Enormous sinkholes of the type that swallowed the campground are spreading, as salt blocks left behind by the receding water are dissolved by fresh groundwater. Parts of the Israeli highway, which runs the length of the Dead Sea and beyond starting from the top in the West Bank, are now at risk of caving in. On the Jordanian side, sinkholes are reported to have swallowed large chunks of farmland, road, construction projects and even donkeys and cows.
"The problem is there's no comprehensive management plan in place. Everyone is just taking as much [water] as they can without enough thought to the consequences," said Mira Edelstein, of Friends of the Earth Middle East, an environmental organization with members in Israel, Jordan and the Palestinian Territories that is lobbying to restore the flow of the Jordan River in an effort to revive the Dead Sea coastline, and wants the Dead Sea declared a UNESCO World Heritage site. "Many historic and cultural and heritage sites are in the Jordan Valley and around the Dead Sea [and] we are going to see their downfall instead of conserving them."
There is a plan to save the Dead Sea, but like everything else in the Mideast, it is a tricky negotiation among three governments, subject to much bureaucracy and long delays. Israeli vice-premier Shimon Peres is championing a "Peace Valley" project that includes a 200-kilometre canal to bring water from the Red Sea to the Dead Sea to replenish it.
Along the way, the project would include desalination plants to increase the supply of fresh water in this desert region, as well as tourist facilities, a free-trade zone and even a new joint airport at the southern tip where Israel and Jordan meet.

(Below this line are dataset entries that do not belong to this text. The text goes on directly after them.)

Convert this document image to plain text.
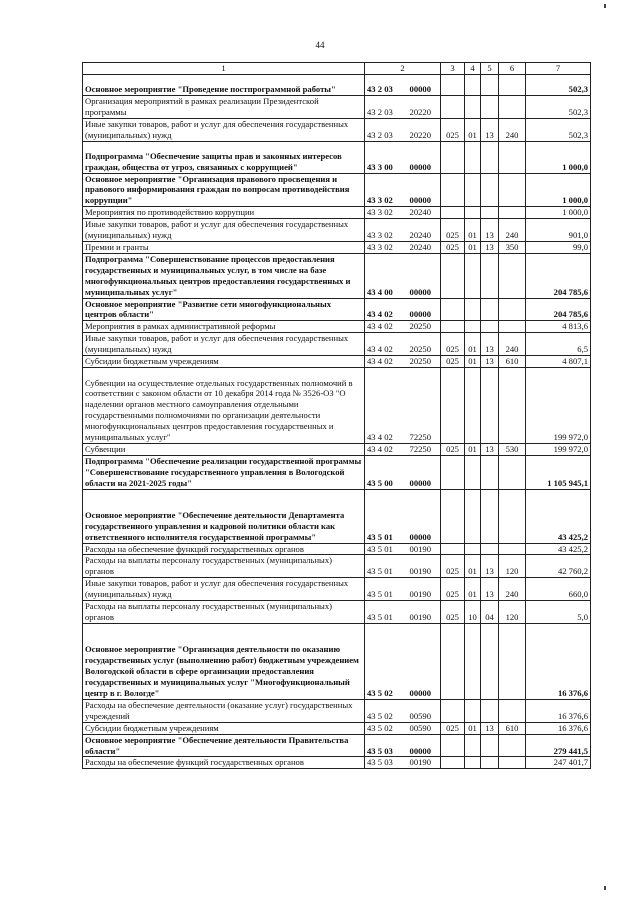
44
1	2		3	4	5	6	7
Основное мероприятие "Проведение постпрограммной работы"	43 2 03	00000					502,3
Организация мероприятий в рамках реализации Президентской программы	43 2 03	20220					502,3
Иные закупки товаров, работ и услуг для обеспечения государственных (муниципальных) нужд	43 2 03	20220	025	01	13	240	502,3
Подпрограмма "Обеспечение защиты прав и законных интересов граждан, общества от угроз, связанных с коррупцией"	43 3 00	00000					1 000,0
Основное мероприятие "Организация правового просвещения и правового информирования граждан по вопросам противодействия коррупции"	43 3 02	00000					1 000,0
Мероприятия по противодействию коррупции	43 3 02	20240					1 000,0
Иные закупки товаров, работ и услуг для обеспечения государственных (муниципальных) нужд	43 3 02	20240	025	01	13	240	901,0
Премии и гранты	43 3 02	20240	025	01	13	350	99,0
Подпрограмма "Совершенствование процессов предоставления государственных и муниципальных услуг, в том числе на базе многофункциональных центров предоставления государственных и муниципальных услуг"	43 4 00	00000					204 785,6
Основное мероприятие "Развитие сети многофункциональных центров области"	43 4 02	00000					204 785,6
Мероприятия в рамках административной реформы	43 4 02	20250					4 813,6
Иные закупки товаров, работ и услуг для обеспечения государственных (муниципальных) нужд	43 4 02	20250	025	01	13	240	6,5
Субсидии бюджетным учреждениям	43 4 02	20250	025	01	13	610	4 807,1
Субвенции на осуществление отдельных государственных полномочий в соответствии с законом области от 10 декабря 2014 года № 3526-ОЗ "О наделении органов местного самоуправления отдельными государственными полномочиями по организации деятельности многофункциональных центров предоставления государственных и муниципальных услуг"	43 4 02	72250					199 972,0
Субвенции	43 4 02	72250	025	01	13	530	199 972,0
Подпрограмма "Обеспечение реализации государственной программы "Совершенствование государственного управления в Вологодской области на 2021-2025 годы"	43 5 00	00000					1 105 945,1
Основное мероприятие "Обеспечение деятельности Департамента государственного управления и кадровой политики области как ответственного исполнителя государственной программы"	43 5 01	00000					43 425,2
Расходы на обеспечение функций государственных органов	43 5 01	00190					43 425,2
Расходы на выплаты персоналу государственных (муниципальных) органов	43 5 01	00190	025	01	13	120	42 760,2
Иные закупки товаров, работ и услуг для обеспечения государственных (муниципальных) нужд	43 5 01	00190	025	01	13	240	660,0
Расходы на выплаты персоналу государственных (муниципальных) органов	43 5 01	00190	025	10	04	120	5,0
Основное мероприятие "Организация деятельности по оказанию государственных услуг (выполнению работ) бюджетным учреждением Вологодской области в сфере организации предоставления государственных и муниципальных услуг "Многофункциональный центр в г. Вологде"	43 5 02	00000					16 376,6
Расходы на обеспечение деятельности (оказание услуг) государственных учреждений	43 5 02	00590					16 376,6
Субсидии бюджетным учреждениям	43 5 02	00590	025	01	13	610	16 376,6
Основное мероприятие "Обеспечение деятельности Правительства области"	43 5 03	00000					279 441,5
Расходы на обеспечение функций государственных органов	43 5 03	00190					247 401,7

"It's a first, very significant step made by the government of Israel," said Yoram Dori, a spokesman for Mr. Peres. The project, originally promoted by Jordan, now has formal support from authorities in the Palestinian Authority and the Jordanian government as well as Israeli representatives, and Mr. Peres plans to bring his proposal before the Israeli cabinet before the end of the month.
But, 12 years after the Israel-Jordan peace treaty that makes mention of the Dead Sea and Jordan River, and four years after the first serious discussions to build the conduit, the project has gone no farther than clearance for a World Bank study. And environmentalists and much of Israel's scientific community who oppose the plan say they hope it stops there.
They fear that pumping sea water along with the brine from desalination plants into the Dead Sea will leave striations in the water, forever changing its spectacular blue colour and introducing foreign algae and minerals, and leaving salt sediment on the shores since regular sea water has only 40 grams of salt per kilogram of water, compared with 350 grams in the Dead Sea. They also worry that leakage from the 200-kilometre pipeline could contaminate groundwater with salt, and damage the environment around it.
"I cannot think of a worse idea," said Dan Zaslavsky, a former Israeli water commissioner and professor specializing in water and soil engineering at the University of Haifa. He is also chairman of Israel's National Commission for Research and Development. He advocates restoring the flow of the Jordan River by cutting back the water drawn from it, and replacing it with desalinated water from the Mediterranean.
"This is unbelievable. Unbelievable, so idiotic it is. . . . There are several alternatives which are so obviously better."
Cost estimates for the project have ranged up to $4-billion (U.S.) and studies conducted in the 1980s suggested it would take 10 years to build such a conduit.
Still, with the Dead Sea falling faster each year, there is acknowledgment that something must be done, and quickly.
"We don't see any other solution for the problem of the Dead Sea. The Dead Sea is a problem of Israel, Jordan and the Palestinians, and we must deal with it," Mr. Dori said. "We are doing everything needed to advance the implementation of the project."